Soy poco dado al catastrofismo, pero no consigo librarme, por lo que toca al mundo del libro, de un sentimiento crepuscular. Sí, ya sé que algunos representantes de la industria editorial aseguran que se vive una imprevista bonanza; observo cómo casi semanalmente surgen nuevos sellos, cómo se abren librerías por doquier, cómo el número de libros que se publican al año no deja de crecer…
Pero qué quieren que les diga: muy a mi pesar, no dejo de interpretar estos y otros muchos indicadores supuestamente favorables (si bien resulta bastante fácil cuestionar algunos de ellos) como el canto de cisne de lo que Marshall McLuhan dio en llamar La Galaxia Gutenberg.
Así tituló McLuhan en 1962 un ensayo justamente famoso en el que pronosticaba el apagamiento inminente de esa galaxia, la de los libros impresos. Han transcurrido más de sesenta años y la profecía de McLuhan no parece haberse cumplido. Pero es que el apagamiento definitivo de una galaxia no es cuestión de años, ni siquiera de décadas.
[Irene Vallejo: "Sólo conservamos un 1 % de los libros de la Antigüedad"]
Por lo demás, no han dejado de multiplicarse entretanto –ya había empezado a ocurrir cuando McLuhan escribió su libro, mucho antes de internet y de la revolución digital– indicios muy concluyentes de que, en efecto, la Galaxia Gutenberg se encamina a una drástica disminución.
No estoy hablando de la lectura, ni de la escritura, ni mucho menos de la literatura. Estoy hablando del libro tal y como lo hemos conocido desde el nacimiento de la imprenta y más atrás. Entre los indicios para mí más elocuentes de su condición crepuscular se cuenta precisamente la proliferación de libros sobre los libros.

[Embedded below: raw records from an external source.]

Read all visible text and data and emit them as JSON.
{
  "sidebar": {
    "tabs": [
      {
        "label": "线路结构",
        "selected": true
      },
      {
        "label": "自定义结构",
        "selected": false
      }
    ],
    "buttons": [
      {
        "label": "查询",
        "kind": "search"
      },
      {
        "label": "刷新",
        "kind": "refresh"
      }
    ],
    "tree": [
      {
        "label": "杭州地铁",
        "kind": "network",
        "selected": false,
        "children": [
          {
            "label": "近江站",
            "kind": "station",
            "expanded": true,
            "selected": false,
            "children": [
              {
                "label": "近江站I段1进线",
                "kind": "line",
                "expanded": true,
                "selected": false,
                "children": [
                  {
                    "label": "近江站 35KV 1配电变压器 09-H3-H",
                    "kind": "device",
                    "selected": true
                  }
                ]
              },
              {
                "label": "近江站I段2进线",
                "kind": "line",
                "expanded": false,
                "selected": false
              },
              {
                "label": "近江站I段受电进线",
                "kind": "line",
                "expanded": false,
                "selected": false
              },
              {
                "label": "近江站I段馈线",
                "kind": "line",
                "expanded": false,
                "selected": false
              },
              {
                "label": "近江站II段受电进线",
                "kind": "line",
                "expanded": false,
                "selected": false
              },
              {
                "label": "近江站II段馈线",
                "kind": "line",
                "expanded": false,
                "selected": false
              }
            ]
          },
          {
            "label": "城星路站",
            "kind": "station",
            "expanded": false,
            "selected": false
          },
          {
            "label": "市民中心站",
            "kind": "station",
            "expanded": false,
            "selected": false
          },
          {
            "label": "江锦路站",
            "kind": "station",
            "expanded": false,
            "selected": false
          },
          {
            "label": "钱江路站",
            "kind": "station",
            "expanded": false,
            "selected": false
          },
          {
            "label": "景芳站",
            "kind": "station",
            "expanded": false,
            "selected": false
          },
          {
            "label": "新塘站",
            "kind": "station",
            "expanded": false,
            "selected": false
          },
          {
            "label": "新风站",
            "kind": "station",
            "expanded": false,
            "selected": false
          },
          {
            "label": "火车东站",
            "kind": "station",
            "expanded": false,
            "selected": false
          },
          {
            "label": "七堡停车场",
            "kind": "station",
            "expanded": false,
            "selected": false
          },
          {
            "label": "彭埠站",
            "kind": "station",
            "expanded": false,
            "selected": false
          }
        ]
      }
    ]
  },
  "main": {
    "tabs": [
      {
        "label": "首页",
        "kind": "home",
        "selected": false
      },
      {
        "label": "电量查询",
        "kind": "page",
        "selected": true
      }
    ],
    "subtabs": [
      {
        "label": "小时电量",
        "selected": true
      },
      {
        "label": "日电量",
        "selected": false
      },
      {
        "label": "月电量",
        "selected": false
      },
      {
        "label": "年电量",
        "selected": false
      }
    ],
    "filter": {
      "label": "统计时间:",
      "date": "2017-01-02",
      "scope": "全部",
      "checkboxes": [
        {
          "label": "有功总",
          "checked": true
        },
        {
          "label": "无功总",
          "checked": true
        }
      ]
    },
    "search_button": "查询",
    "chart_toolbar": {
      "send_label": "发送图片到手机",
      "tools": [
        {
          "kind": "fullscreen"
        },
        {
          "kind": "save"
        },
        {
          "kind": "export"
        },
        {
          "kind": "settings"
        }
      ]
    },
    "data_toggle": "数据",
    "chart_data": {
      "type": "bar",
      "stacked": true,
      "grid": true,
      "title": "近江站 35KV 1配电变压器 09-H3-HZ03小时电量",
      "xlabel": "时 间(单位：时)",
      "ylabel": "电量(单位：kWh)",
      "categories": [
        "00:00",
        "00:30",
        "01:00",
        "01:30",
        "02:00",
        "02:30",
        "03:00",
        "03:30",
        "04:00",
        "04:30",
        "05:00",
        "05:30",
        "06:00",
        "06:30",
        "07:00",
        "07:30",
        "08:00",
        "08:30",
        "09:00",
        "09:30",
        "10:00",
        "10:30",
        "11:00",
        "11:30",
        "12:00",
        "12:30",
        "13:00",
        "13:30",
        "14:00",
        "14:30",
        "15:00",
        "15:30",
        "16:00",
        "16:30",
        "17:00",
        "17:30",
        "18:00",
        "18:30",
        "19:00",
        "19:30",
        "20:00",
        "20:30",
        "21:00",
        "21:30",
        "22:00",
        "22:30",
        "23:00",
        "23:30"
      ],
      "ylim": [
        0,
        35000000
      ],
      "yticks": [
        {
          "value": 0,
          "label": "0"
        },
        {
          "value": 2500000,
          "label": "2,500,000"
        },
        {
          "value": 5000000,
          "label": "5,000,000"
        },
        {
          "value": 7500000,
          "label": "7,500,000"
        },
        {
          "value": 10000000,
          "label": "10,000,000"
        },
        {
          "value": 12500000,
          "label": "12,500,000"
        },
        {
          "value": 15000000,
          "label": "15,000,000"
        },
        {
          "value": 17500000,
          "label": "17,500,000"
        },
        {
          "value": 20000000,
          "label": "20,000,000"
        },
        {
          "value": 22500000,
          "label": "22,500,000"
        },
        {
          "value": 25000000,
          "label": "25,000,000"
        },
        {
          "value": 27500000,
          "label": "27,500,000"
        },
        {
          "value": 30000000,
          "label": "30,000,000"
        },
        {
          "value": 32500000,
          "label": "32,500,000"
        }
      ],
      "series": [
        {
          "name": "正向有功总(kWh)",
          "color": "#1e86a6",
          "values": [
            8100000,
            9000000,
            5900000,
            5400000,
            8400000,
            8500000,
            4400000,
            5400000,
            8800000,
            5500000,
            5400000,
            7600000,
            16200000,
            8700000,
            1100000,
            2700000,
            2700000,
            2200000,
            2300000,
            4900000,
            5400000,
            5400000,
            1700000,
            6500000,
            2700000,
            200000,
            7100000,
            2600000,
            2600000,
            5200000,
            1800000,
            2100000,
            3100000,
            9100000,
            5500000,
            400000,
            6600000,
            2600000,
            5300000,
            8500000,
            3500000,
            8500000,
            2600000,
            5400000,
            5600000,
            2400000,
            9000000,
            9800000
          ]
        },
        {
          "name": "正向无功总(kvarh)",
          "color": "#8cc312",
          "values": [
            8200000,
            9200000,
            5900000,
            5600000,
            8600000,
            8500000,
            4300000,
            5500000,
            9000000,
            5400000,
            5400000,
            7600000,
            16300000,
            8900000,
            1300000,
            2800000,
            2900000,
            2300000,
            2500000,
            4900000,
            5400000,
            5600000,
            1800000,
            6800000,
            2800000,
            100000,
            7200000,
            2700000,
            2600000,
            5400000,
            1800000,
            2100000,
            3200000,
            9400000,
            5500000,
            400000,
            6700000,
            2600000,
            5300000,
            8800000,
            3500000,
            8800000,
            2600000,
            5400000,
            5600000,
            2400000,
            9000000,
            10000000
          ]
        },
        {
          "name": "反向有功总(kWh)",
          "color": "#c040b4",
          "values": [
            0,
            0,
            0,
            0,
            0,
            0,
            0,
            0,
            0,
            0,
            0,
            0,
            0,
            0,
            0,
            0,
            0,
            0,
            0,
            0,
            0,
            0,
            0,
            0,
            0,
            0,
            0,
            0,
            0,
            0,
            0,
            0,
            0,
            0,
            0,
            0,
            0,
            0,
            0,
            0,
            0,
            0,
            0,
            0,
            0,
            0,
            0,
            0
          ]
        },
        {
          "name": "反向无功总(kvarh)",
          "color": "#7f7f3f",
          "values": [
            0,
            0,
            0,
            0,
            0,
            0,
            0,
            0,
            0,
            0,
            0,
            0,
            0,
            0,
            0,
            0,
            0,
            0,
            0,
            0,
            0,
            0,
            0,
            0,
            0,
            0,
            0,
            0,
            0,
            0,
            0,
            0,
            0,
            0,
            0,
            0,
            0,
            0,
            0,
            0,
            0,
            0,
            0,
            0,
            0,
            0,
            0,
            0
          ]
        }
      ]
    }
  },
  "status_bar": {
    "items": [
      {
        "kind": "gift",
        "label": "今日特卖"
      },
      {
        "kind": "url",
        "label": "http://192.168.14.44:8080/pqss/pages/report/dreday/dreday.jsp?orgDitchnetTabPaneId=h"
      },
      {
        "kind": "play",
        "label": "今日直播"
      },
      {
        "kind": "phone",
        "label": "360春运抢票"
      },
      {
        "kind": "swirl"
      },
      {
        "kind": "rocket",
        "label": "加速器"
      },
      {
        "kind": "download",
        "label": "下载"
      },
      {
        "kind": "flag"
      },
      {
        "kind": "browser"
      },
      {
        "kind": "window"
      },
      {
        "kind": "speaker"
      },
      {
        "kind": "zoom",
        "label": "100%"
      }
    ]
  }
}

No sobre otros libros, sino sobre los libros en sí. El éxito descomunal de El infinito en un junco (Siruela, 2019), de Irene Vallejo, debe ser tomado como consecuencia mucho antes que como factor determinante del interés que de un tiempo a esta parte suscita el mundo del libro en general, y más en particular el libro en cuanto objeto cultural investido de un prestigio cada vez más arqueológico, por así decirlo.
El caso es que, mientras se consolidan sellos editoriales como Ampersand (Argentina) o Gris Tormenta (México), que dedican una insistente atención a la cultura escrita, al mundo editorial, a la historia social del libro, a las tecnologías de la lectura y de la escritura, no cesan de llegar a mis oídos y a mis manos libros de muy varia naturaleza que inciden, de modo más o menos científico, anecdótico o melancólico en estas y otras materias afines.
Sólo en los últimos meses he recibido, del Fondo de Cultura Económica de Chile, El agua verde del idiota, un sólido y ameno trabajo de Yanko González y Pedro Araya sobre la “cultura e historia de la errata”, sí, de la errata; de Trama Editorial, Cuentahílos, de Santiago Hernández Zarauz, un particular “elogio del editante”, es decir, de los editores de libros, de cuyo oficio se hace aquí un panegírico algo exaltado; de Capitán Swing, Bibliotecas, de Andrew Pettegree y Arthur der Weduwen, una amplia, contundente e informadísima “exploración de la historia de las bibliotecas y de las personas que las construyeron, desde el mundo antigua a la era digital”; y de La Uña Rota, La última frase, de Camila Cañeque, una curiosa “instalación textual”, vamos a llamarla así, en la que se juega y reflexiona a la vez con “la última frase” de casi medio millar de libros, objeto de una esparcida glosa filosófica sobre la experiencia del desenlace.
El denominador común de estos libros tan distintos –entre tantos otros– es su atracción por el libro mismo considerado sobre todo en su dimensión material, reconocido a la vez como fetiche de nuestro propio devenir cultural, en proceso de radical reconfiguración.